Vancouver city council approved a motion for staff to find city-owned land that would become the site of future child-care spaces, as well as housing for essential workers.

At Wednesday’s Standing Committee on Policy and Strategic Priorities meeting, Councillors Mike Klassen and Lisa Dominato tabled a motion called, “Enabling the Rapid Deployment of Additional Child-care Spaces Combined with Essential Worker Housing in the City of Vancouver.” 

Coun. Klassen said Vancouver lacks about 15,000 child-care spaces for the overall demand. He said the idea is to build six-storey prefabricated buildings with child care on the first level and housing for early childhood educators above.

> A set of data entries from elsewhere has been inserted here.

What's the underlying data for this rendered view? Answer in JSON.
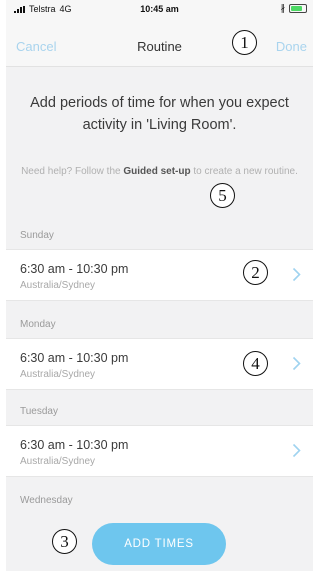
{
  "status_bar": {
    "carrier": "Telstra",
    "network": "4G",
    "time": "10:45 am"
  },
  "nav": {
    "cancel_label": "Cancel",
    "title": "Routine",
    "done_label": "Done"
  },
  "intro_text": "Add periods of time for when you expect activity in 'Living Room'.",
  "help": {
    "prefix": "Need help? Follow the ",
    "link_label": "Guided set-up",
    "suffix": " to create a new routine."
  },
  "days": [
    {
      "day": "Sunday",
      "time": "6:30 am - 10:30 pm",
      "timezone": "Australia/Sydney"
    },
    {
      "day": "Monday",
      "time": "6:30 am - 10:30 pm",
      "timezone": "Australia/Sydney"
    },
    {
      "day": "Tuesday",
      "time": "6:30 am - 10:30 pm",
      "timezone": "Australia/Sydney"
    }
  ],
  "next_day_label": "Wednesday",
  "add_times_label": "ADD TIMES",
  "annotations": [
    "1",
    "2",
    "3",
    "4",
    "5"
  ],
  "colors": {
    "accent": "#6ec6ee",
    "nav_link": "#a9d4ee",
    "background": "#f2f2f3",
    "chevron": "#9fd3f0",
    "battery": "#4cd964"
  }
}
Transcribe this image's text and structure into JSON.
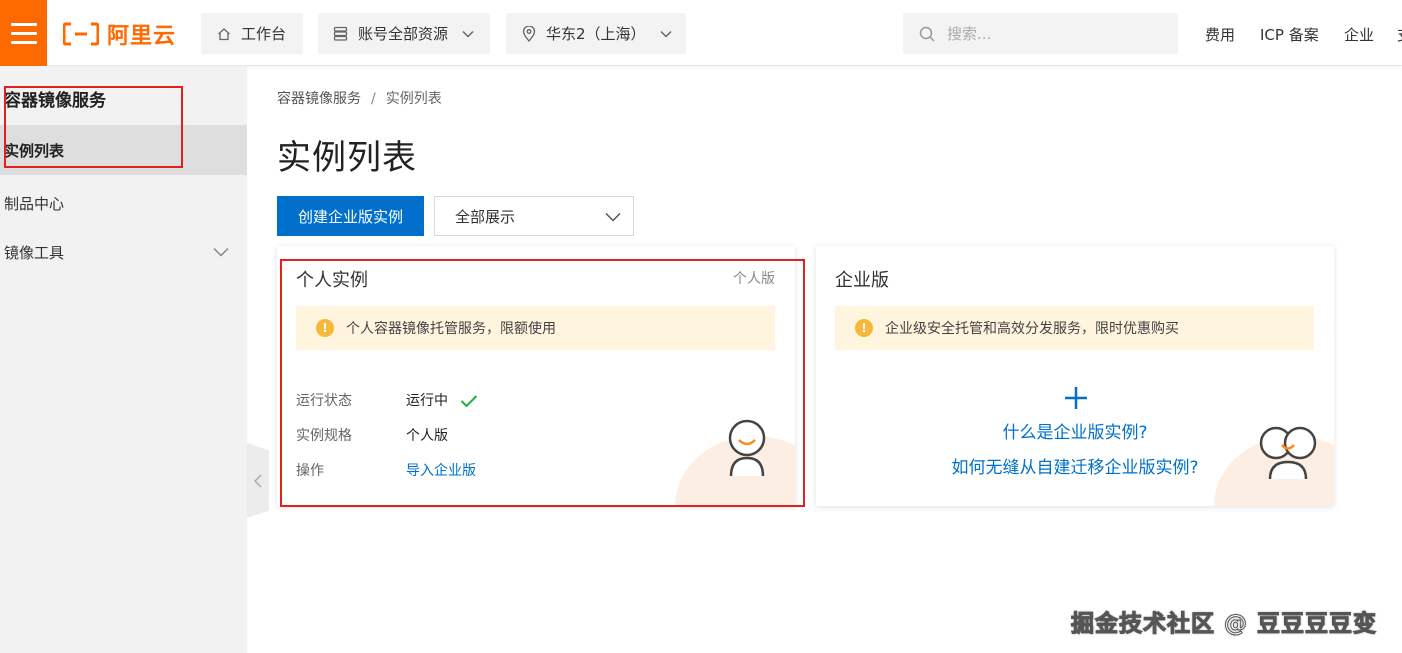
{
  "topbar": {
    "logo_text": "阿里云",
    "workbench_label": "工作台",
    "resources_label": "账号全部资源",
    "region_label": "华东2（上海）",
    "search_placeholder": "搜索...",
    "links": [
      "费用",
      "ICP 备案",
      "企业",
      "支"
    ]
  },
  "sidebar": {
    "title": "容器镜像服务",
    "items": [
      {
        "label": "实例列表"
      },
      {
        "label": "制品中心"
      },
      {
        "label": "镜像工具"
      }
    ]
  },
  "breadcrumb": {
    "root": "容器镜像服务",
    "separator": "/",
    "current": "实例列表"
  },
  "page": {
    "title": "实例列表",
    "create_button": "创建企业版实例",
    "filter_value": "全部展示"
  },
  "personal_card": {
    "title": "个人实例",
    "badge": "个人版",
    "notice": "个人容器镜像托管服务，限额使用",
    "status_label": "运行状态",
    "status_value": "运行中",
    "spec_label": "实例规格",
    "spec_value": "个人版",
    "action_label": "操作",
    "action_link": "导入企业版"
  },
  "enterprise_card": {
    "title": "企业版",
    "notice": "企业级安全托管和高效分发服务，限时优惠购买",
    "link_what": "什么是企业版实例?",
    "link_migrate": "如何无缝从自建迁移企业版实例?"
  },
  "watermark": "掘金技术社区 @ 豆豆豆豆变",
  "colors": {
    "brand_orange": "#ff6a00",
    "primary_blue": "#0070cc",
    "highlight_red": "#e32020",
    "success_green": "#1db040",
    "warning_yellow": "#f6b83a"
  }
}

“The ability to try and live and work in the City of Vancouver is next to impossible if you don’t have available child care,” Klassen said. “We don’t want to have to force people to commute in from outside of the city. They should be able to work in the communities (where) they’re serving the public.”

'A LACK OF CHILD CARE'

Emily Mlieczko, the executive director of Early Childhood Educators of BC said in Vancouver, 45 per cent of managers or operators cannot hire the qualified staff they need due to the cost of housing.

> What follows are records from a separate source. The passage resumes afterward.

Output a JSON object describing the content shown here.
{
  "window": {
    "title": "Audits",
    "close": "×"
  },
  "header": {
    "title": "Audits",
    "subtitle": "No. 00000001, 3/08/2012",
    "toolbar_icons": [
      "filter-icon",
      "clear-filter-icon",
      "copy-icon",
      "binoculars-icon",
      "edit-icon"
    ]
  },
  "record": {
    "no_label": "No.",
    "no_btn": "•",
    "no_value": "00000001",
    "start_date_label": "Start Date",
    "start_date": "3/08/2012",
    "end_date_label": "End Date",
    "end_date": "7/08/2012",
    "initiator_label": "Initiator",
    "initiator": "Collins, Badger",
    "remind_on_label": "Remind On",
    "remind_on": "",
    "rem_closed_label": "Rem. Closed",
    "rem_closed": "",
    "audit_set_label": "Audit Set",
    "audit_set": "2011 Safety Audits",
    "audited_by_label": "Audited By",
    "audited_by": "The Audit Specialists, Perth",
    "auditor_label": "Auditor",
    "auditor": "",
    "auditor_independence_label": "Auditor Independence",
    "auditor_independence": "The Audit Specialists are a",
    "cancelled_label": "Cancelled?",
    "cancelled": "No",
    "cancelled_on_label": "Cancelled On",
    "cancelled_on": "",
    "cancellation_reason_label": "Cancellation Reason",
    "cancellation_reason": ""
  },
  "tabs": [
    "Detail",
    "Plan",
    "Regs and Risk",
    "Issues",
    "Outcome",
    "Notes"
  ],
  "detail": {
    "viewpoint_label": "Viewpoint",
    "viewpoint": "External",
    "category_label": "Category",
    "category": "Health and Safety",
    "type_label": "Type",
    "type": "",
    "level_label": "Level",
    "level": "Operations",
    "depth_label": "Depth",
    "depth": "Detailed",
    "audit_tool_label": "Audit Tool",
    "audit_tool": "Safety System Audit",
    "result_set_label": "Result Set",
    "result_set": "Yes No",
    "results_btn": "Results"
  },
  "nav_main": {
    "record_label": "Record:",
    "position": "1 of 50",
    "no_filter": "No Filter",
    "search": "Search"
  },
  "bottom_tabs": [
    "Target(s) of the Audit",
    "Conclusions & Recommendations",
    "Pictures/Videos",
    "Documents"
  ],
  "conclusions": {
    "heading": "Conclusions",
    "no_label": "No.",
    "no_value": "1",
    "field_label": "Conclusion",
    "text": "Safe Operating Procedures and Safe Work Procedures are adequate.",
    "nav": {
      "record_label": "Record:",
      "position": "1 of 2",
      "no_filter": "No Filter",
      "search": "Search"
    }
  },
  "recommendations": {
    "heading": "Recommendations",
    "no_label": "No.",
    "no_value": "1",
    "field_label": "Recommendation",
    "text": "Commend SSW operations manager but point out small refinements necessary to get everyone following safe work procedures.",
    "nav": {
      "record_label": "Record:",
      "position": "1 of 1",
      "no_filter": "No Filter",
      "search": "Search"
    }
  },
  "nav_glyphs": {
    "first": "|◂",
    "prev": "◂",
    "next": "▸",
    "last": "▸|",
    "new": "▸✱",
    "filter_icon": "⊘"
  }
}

“We have really seen how detrimental this has been to the overall system as we’ve seen so many early childhood educators, those qualified people move into a different area of work so that they can actually raise their families,” she said.

According to the motion, prefabricated construction that combines child care with residences above would expedite the availability of spaces and housing units by months or even years.

When asked how many child-care spaces the initiative would provide, Klassen said hundreds. The ABC councillor added that staff will prioritize neighbourhoods where there is an acute shortage of child-care spaces, such as East and South Vancouver.

“We need to really go to the communities where there’s really a lack of child care and focus on those areas,” he said.

Staff will now contact the school district and the province about funding options, before finding locations for these prefabricated buildings.